我喜欢我的朋友,希望每天花几分钟和他们待在一起。但我想,我们必须承认,有许多阿斯伯格人士,他们可能永远不会与他人发展出亲密的友谊,即使他们已经学会了如何不以自我为中心,如何理解非语言信息,如何在适当的时间以适当的方式表达他们想要的和需要的,如何欣赏社交礼仪的细微差别,比如保守秘密和不越过个人空间的边界。简单地说,真正亲密的友谊往往非常难得,无论你是谁,如果我给一个阿斯伯格人士做咨询,我想我对友谊的定义一定非常诚实和客观。

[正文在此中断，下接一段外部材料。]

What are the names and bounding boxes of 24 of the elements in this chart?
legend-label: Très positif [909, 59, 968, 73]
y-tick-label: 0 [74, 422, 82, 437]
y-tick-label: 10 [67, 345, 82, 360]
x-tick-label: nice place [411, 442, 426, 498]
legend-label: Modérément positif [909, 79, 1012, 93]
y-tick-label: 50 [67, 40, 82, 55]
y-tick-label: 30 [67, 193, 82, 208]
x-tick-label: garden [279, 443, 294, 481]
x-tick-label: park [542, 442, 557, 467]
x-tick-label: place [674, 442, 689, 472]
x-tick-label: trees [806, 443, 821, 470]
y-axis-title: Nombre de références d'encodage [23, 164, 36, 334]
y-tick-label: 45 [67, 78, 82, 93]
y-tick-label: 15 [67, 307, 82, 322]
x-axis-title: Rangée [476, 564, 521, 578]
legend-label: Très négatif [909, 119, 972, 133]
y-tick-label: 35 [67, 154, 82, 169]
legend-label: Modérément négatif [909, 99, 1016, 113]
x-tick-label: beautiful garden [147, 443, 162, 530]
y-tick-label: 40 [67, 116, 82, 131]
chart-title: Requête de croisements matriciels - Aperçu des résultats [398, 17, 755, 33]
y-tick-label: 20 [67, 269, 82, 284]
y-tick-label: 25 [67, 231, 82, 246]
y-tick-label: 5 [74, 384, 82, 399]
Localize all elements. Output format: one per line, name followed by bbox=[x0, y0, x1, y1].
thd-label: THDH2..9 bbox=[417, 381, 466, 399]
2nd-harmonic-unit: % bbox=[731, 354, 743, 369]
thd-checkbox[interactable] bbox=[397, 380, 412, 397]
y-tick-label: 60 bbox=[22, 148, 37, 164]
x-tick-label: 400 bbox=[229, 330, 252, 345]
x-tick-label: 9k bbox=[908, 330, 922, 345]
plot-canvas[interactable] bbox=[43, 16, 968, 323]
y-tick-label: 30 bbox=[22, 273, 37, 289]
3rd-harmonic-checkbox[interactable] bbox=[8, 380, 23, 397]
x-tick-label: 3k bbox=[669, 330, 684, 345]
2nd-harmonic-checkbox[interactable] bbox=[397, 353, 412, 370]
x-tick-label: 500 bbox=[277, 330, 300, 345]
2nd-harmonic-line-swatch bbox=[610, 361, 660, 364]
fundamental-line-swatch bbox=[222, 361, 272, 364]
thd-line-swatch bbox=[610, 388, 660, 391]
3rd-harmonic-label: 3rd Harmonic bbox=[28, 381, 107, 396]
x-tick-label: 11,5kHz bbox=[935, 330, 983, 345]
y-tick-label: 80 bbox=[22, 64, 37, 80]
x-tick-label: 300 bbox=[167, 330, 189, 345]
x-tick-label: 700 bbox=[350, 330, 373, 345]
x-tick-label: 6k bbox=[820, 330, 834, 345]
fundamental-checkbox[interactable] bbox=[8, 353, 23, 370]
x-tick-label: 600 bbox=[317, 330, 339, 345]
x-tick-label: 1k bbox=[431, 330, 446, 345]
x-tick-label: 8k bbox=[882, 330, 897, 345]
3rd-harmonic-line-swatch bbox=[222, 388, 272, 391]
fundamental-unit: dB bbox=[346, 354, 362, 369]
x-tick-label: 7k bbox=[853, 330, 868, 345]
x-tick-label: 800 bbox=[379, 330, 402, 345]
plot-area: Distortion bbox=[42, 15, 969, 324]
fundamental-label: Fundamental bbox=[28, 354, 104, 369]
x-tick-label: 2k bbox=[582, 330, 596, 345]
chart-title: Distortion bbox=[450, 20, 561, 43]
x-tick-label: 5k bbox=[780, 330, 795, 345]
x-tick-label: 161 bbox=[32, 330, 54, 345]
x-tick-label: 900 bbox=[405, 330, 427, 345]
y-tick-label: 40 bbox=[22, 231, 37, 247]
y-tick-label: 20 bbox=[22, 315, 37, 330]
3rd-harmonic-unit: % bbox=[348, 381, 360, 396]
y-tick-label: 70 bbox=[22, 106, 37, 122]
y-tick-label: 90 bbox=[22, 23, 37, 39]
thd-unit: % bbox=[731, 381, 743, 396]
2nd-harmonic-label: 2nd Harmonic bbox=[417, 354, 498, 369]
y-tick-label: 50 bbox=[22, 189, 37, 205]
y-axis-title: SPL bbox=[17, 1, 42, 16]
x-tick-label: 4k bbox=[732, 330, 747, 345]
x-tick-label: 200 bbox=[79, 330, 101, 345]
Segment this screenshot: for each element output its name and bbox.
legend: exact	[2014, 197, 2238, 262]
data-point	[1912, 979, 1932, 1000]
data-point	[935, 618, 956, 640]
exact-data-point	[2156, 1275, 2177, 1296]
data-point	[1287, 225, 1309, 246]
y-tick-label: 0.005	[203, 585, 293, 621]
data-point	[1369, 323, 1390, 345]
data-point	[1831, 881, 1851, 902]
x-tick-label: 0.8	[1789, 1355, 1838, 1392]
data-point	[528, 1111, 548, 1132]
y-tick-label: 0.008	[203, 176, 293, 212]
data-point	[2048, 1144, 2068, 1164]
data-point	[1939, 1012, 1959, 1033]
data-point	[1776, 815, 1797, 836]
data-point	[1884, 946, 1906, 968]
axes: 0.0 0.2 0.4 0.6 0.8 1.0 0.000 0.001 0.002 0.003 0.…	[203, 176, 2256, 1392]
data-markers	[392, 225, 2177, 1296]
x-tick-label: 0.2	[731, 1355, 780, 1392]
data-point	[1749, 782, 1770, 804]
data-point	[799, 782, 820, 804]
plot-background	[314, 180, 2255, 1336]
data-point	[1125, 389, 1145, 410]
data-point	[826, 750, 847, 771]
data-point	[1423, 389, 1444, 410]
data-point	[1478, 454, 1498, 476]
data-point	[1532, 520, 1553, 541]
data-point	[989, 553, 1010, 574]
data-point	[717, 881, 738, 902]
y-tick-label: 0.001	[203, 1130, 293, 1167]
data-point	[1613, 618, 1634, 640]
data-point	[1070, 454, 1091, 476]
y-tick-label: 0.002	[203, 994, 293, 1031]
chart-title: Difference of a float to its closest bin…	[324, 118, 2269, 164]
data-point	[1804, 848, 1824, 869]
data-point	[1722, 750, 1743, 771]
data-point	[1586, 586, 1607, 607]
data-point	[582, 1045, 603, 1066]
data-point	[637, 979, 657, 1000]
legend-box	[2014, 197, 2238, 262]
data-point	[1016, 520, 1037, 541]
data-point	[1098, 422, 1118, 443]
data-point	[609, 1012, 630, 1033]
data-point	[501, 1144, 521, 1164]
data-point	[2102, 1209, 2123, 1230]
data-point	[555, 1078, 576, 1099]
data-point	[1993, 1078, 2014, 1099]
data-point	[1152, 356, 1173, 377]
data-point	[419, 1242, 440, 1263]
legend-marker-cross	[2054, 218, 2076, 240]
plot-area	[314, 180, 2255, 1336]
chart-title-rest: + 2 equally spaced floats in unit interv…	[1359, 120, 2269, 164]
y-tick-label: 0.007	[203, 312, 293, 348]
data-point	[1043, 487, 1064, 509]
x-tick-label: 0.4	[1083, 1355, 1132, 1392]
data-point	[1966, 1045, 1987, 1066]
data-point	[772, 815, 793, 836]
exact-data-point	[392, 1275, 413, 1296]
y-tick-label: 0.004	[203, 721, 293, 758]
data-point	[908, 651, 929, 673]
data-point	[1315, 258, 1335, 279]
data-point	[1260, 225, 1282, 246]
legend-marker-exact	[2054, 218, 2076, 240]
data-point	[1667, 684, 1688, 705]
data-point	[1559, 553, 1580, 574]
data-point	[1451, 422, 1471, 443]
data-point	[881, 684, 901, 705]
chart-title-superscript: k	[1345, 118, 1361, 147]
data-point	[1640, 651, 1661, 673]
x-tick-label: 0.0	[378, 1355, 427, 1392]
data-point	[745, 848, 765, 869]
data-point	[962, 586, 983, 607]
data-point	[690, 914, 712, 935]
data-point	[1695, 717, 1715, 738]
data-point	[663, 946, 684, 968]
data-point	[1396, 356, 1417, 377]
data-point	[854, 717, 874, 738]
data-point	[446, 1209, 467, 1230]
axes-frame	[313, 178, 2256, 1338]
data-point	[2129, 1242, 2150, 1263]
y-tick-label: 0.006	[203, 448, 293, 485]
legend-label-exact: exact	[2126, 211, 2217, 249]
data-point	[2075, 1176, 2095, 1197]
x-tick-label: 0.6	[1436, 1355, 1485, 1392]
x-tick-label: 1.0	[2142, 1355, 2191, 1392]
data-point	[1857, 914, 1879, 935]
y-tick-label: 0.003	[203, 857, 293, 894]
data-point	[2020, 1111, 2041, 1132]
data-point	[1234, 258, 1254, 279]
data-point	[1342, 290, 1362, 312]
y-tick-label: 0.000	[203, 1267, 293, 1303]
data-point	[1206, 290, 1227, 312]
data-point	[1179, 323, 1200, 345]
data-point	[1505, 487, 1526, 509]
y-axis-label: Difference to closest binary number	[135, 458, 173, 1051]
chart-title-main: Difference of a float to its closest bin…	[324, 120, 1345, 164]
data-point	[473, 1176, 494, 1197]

我会试着解释,有时候无论我们怎么做,无论我们是多好的人,但友谊的建立确实有许多不确定因素。我会举例子、讲故事,例如,人们搬到了很远的城镇,人们事务缠身,人们的日程安排不一致,人们的兴趣各有不同,人们喜欢不同的娱乐方式,而且人们各有各的难处,各有各的责任。我会试着解释,有时候天时地利人和等都会对友谊产生影响。
我担心有的阿斯伯格人士的刻板思维(死脑筋)会让他相信建立友谊的神奇方法就是:表示友善+分享玩具+保密=友谊+邀请、参加朋友聚会。我担心,如果这个等式不成立,将会发生什么?
我很清楚,无论有或没有一大群的朋友,生活都可以是很精彩的。但是我还是会尽量帮助阿斯伯格人士理解,友谊有许多种不同的形态,友谊可以是随意的和短暂的,也可以是牢固而持久的。我想我会尽量帮助他们寻找朋友,让他们和自己喜欢的人待在一起。他们可以有共同的兴趣爱好,共同的思想、道德观念、信仰以及共同的生活方式。我会鼓励他们加入特殊兴趣俱乐部。我会建议他们花时间和邻居、同事、同学及共同生活圈子的人交往。我会建议他们养宠物,不仅仅是因为动物可以慰藉心灵,而且动物拥有人类所有最优秀的品质,还可以让陌生的人们走到一起。这就是我的建议。通过这种高效的开诚布公的社会技能训练,可以帮助阿斯伯格人士找到适当的社交圈子,所有的阿斯伯格人士都能交上朋友。但我不能回答的问题是,他们会交上朋友吗?
我深深地暗自担忧,就是有的阿斯伯格人士可能会苦苦寻觅友谊,但只是因为他们的阿斯伯格特征,无论他们怎么努力,也无法结交朋友。当我想到这些人的时候,我的心都快碎了,我知道,当他们蹒跚前行的时候,现实会让他们受到深深的伤害,让他们备感孤独,越来越疏远他人。一些无形的无法触摸的边界,摧毁了他们的成长,幸福变成了一个遥远的空洞,看不见,并被遗忘。
(1) 强迫性仪式动作是一套重复刻板的相互联系的动作。此种仪式动作往往对病人有特殊的意义,病人完成这种仪式是为获得幸运和吉兆,从而使内心感到安慰。